Importantly, any context search which includes a computationally complex token query will necessarily take a long time to be processed, independently of how specific the whole query is. As an example, a search for խմել xmel immediately followed by մոտ mot will quickly compute its output, which contains very few matches. However, if you click on the Plus icon and specify that the word following մոտ mot must be a noun, the query will take a long time to complete.

5.5. Navigating query results

Click on the First, Last or page number links at the bottom of the output screen to navigate through pages. The default number of matches per output page is 10; you can change this number by choosing the corresponding option in the Display Options window.

5.6. Expanding a match

By default, query search results are returned as single sentences with matching tokens highlighted in orange. Note that only one match per sentence is highlighted; if a sentence contains several matches, it may appear in the output multiple times, with different tokens highlighted each time.

Sentences containing query matches are displayed along with basic metatext information: author, title, and year/period of creation, if available.
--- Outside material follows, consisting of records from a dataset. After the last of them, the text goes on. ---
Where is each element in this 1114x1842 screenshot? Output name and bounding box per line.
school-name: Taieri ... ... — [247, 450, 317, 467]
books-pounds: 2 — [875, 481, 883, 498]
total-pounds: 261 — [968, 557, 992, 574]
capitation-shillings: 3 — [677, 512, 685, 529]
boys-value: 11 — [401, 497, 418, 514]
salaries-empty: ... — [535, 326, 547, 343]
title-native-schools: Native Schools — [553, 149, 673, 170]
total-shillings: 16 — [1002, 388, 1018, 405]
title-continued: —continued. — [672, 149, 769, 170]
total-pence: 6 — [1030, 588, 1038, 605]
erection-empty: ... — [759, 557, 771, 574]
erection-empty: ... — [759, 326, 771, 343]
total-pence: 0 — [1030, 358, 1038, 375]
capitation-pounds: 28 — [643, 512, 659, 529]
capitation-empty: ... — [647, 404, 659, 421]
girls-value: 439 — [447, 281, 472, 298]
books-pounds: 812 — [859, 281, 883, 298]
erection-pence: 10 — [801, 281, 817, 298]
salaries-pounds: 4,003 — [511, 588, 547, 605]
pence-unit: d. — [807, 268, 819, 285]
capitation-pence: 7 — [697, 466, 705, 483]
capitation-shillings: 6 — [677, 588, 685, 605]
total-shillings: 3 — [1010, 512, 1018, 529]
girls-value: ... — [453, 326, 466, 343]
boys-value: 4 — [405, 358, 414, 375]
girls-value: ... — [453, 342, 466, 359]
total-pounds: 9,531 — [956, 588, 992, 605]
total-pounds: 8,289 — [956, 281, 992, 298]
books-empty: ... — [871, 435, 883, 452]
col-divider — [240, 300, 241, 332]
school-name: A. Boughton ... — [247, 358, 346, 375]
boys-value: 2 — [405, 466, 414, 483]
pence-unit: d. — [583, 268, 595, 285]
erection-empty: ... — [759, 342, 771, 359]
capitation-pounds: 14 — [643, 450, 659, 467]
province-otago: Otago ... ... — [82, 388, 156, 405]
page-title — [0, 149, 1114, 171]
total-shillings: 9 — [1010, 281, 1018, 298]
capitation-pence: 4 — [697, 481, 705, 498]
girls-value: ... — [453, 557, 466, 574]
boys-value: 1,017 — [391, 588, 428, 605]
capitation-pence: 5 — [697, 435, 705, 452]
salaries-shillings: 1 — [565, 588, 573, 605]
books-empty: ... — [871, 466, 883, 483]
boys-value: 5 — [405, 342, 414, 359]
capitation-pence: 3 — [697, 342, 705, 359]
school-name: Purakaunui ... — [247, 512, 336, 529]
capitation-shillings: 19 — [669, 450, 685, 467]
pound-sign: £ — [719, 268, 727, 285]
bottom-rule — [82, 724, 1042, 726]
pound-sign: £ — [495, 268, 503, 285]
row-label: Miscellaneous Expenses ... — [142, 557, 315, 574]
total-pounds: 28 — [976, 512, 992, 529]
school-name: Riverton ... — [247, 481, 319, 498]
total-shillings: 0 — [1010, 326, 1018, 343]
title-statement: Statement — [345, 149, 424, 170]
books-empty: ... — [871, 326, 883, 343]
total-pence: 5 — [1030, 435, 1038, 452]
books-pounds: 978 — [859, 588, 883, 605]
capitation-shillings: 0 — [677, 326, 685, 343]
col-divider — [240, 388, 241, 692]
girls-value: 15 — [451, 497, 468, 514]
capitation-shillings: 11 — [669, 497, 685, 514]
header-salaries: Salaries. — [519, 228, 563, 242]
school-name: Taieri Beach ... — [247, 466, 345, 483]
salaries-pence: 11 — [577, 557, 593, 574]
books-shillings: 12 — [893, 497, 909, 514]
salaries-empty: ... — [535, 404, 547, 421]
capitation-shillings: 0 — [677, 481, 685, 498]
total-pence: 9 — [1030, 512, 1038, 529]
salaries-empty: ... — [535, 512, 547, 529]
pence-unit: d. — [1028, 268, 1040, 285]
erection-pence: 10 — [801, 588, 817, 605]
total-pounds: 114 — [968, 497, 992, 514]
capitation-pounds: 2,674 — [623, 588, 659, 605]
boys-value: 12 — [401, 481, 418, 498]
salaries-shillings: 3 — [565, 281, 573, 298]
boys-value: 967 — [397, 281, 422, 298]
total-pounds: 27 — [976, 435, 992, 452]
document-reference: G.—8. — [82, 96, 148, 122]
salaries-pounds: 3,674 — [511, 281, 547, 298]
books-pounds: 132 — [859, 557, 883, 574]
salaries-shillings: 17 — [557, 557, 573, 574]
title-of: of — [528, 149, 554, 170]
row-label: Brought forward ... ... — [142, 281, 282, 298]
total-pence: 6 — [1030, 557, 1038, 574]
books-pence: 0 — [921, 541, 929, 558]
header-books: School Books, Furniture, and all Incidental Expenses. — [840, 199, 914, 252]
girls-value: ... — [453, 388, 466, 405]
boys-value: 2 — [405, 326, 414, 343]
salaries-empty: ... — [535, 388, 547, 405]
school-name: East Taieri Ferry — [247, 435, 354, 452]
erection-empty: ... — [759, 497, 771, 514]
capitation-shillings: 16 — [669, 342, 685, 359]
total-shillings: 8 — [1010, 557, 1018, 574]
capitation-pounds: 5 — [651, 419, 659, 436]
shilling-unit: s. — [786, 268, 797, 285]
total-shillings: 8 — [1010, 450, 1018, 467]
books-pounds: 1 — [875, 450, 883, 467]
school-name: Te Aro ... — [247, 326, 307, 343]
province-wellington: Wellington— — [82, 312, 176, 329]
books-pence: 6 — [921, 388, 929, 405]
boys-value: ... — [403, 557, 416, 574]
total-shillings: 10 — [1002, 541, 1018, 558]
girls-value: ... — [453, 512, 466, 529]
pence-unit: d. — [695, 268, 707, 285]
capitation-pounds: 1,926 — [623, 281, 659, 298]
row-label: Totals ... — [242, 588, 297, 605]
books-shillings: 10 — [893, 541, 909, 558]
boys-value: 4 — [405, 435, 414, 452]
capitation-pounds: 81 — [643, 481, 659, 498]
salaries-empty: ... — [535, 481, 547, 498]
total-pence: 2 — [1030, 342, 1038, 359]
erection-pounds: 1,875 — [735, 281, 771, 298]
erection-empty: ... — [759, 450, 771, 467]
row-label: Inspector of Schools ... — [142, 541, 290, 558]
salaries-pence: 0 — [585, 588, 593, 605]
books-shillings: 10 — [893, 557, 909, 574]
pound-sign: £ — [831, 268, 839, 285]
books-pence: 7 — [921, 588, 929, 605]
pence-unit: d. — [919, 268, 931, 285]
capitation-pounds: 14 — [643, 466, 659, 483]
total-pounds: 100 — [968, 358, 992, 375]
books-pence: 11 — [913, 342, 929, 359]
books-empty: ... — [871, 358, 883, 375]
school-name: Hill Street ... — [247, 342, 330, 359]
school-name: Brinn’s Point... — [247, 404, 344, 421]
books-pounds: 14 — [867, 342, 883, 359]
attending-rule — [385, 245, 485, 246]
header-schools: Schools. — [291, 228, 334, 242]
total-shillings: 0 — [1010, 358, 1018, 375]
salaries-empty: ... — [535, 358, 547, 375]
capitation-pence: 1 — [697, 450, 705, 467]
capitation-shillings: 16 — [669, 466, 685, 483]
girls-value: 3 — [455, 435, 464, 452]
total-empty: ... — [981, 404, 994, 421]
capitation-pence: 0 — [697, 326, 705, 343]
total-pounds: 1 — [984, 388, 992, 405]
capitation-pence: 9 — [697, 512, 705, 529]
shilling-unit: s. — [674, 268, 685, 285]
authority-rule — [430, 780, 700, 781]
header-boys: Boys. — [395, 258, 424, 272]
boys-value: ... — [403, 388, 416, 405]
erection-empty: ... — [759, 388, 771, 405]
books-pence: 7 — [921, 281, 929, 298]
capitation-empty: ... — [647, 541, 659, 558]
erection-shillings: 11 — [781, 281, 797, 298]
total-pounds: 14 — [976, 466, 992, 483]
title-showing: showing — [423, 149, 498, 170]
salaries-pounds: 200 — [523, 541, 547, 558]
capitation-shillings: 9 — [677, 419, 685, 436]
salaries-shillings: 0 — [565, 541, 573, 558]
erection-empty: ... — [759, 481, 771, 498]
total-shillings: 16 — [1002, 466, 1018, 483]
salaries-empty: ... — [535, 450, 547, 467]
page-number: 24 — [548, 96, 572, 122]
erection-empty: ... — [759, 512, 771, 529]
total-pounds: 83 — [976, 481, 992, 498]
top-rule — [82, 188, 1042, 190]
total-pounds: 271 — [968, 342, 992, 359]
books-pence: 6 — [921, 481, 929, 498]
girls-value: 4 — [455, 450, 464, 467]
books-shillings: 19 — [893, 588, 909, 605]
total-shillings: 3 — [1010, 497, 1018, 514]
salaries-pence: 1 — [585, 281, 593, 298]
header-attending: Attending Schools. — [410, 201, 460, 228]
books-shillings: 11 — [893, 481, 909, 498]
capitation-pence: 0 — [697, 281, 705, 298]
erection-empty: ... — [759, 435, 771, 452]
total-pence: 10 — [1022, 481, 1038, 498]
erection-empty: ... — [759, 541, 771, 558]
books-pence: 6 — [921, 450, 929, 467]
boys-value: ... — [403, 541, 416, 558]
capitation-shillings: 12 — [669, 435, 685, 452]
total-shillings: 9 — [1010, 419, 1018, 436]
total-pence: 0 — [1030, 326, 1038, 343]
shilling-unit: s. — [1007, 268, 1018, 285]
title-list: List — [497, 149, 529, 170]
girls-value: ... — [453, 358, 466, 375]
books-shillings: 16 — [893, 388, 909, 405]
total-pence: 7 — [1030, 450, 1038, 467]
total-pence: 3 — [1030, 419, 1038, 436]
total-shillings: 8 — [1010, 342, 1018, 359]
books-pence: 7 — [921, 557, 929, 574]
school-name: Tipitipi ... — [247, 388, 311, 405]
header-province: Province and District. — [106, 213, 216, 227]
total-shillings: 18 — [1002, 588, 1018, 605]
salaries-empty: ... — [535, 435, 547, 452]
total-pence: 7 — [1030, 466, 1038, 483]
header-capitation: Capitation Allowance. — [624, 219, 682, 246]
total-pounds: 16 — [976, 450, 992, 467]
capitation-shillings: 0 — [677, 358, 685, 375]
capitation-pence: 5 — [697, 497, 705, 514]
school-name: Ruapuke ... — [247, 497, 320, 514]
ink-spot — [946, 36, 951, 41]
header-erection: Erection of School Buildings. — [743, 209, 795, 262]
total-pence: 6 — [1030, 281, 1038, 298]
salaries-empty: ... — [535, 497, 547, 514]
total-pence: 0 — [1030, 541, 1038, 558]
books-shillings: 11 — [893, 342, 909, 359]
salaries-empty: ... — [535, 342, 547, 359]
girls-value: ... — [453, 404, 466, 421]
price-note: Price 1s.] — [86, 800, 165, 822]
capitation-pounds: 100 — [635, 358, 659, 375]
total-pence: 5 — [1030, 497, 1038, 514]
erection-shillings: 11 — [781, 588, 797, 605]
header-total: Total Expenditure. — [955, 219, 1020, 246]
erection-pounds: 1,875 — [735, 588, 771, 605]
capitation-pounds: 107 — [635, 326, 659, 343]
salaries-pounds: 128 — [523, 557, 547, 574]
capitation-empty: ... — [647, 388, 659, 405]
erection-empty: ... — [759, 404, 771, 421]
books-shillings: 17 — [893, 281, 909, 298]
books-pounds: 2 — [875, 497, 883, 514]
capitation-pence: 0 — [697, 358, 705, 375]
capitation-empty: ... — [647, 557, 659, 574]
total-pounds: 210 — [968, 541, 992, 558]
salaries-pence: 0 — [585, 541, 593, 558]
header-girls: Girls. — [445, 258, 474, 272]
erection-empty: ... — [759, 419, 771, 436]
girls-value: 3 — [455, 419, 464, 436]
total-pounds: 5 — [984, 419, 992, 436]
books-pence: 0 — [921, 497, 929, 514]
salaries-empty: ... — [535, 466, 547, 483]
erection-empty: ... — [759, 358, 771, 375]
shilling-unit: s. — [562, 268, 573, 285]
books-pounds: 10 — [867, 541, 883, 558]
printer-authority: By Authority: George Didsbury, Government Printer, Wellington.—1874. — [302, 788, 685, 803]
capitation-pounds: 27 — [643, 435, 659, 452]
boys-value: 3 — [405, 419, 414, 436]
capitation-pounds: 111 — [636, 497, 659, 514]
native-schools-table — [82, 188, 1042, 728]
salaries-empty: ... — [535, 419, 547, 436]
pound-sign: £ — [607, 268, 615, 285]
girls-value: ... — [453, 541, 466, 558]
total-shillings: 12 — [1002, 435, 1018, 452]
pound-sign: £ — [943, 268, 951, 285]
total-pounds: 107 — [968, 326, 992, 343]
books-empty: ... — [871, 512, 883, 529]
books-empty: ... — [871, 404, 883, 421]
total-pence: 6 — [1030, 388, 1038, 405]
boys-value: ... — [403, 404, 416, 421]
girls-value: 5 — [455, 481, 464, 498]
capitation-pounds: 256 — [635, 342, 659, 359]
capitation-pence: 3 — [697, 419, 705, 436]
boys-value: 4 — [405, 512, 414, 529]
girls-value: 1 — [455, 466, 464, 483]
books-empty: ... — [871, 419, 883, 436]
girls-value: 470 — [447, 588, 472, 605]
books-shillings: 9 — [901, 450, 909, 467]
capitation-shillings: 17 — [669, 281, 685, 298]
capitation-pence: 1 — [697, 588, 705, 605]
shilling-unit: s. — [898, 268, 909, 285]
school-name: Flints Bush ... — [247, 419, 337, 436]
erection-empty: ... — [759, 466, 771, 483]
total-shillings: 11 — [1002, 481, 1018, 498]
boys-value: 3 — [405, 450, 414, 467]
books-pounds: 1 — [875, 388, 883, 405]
You can also open a window displaying sentences immediately following and preceding the one listed in the results by clicking Expand. The default number of sentences is 1 before and 1 after the match, and can be changed to 2 or 3 by choosing the corresponding option in the Display Options window. If you click Expand in the pop-up window, the displayed context will be further expanded to up to 4 sentences preceding and 4 sentences following the match. Further (unlimited) expansion is only possible for texts not protected by copyright - including works by authors who died more than 70 years ago, old press from before 1920, and oral texts.

5.7. Lexical morphological analysis

Moving the mouse over a wordform in the output screen opens a pop-up window showing the lexical morphological analysis of the wordform, followed by one or more English equivalents (when available). You can turn the pop-up window functionality on and off by choosing the relevant option in the Display Options window.

5.8. Sorting

EANC allows sorting the results by:

matching lexeme
matching wordform
wordform to the left of the match
author
title
year of creation (ascending or descending)
genre

You can choose the sorting criteria in the Sort by field in Display Options window. You may sort the query result by several criteria, e.g. sorting a grammatical attribute query first by the lexeme, than by its specific wordform. To add/remove sorting criteria, click the Plus or Minus icons under the Sort by field.

5.9. Display characters

In case Armenian characters do not appear properly in the query results, you can switch to English transliteration by setting the Output Characters field in the Display Options window to "transliteration". EANC's transliteration rules mostly follow Huebschmann-Meillet conventions. Transliteration applies to all elements of the output, including authors and book titles.

5.10. Output format

EANC supports four output format types:

Full (default style). Each sentence in the output is supplemented by basic metatext information: author, title, and year of creation.
Light. No metatext information is provided. To get metatext data for a specific context, click Expand.
Glossed. This layout is provided for typologists and other linguists who do not know Armenian and is very close to classical interlinear morphological glosses used in typological publications. In this format, wordforms are supplied with lemmas and lexical/grammatical categories vertically aligned below each wordform. Lemmas are displayed on the first line with their lexical categories in parentheses. The second line shows the list of inflectional categories in braces. When available, English translations are given in the last line. If the wordform has several possible analyses, these are separated from each other by a gray line.

KWIC. Key Words In Context is a conventional way of displaying the search results so that matching tokens are visually aligned. KWIC layout is typically used when the output is being sorted by wordform or by left wordform. To get metatext data, click Expand. To see the context of the match, click Expand (shows regular expanded context) or scroll the KWIC screen left or right by clicking the arrows.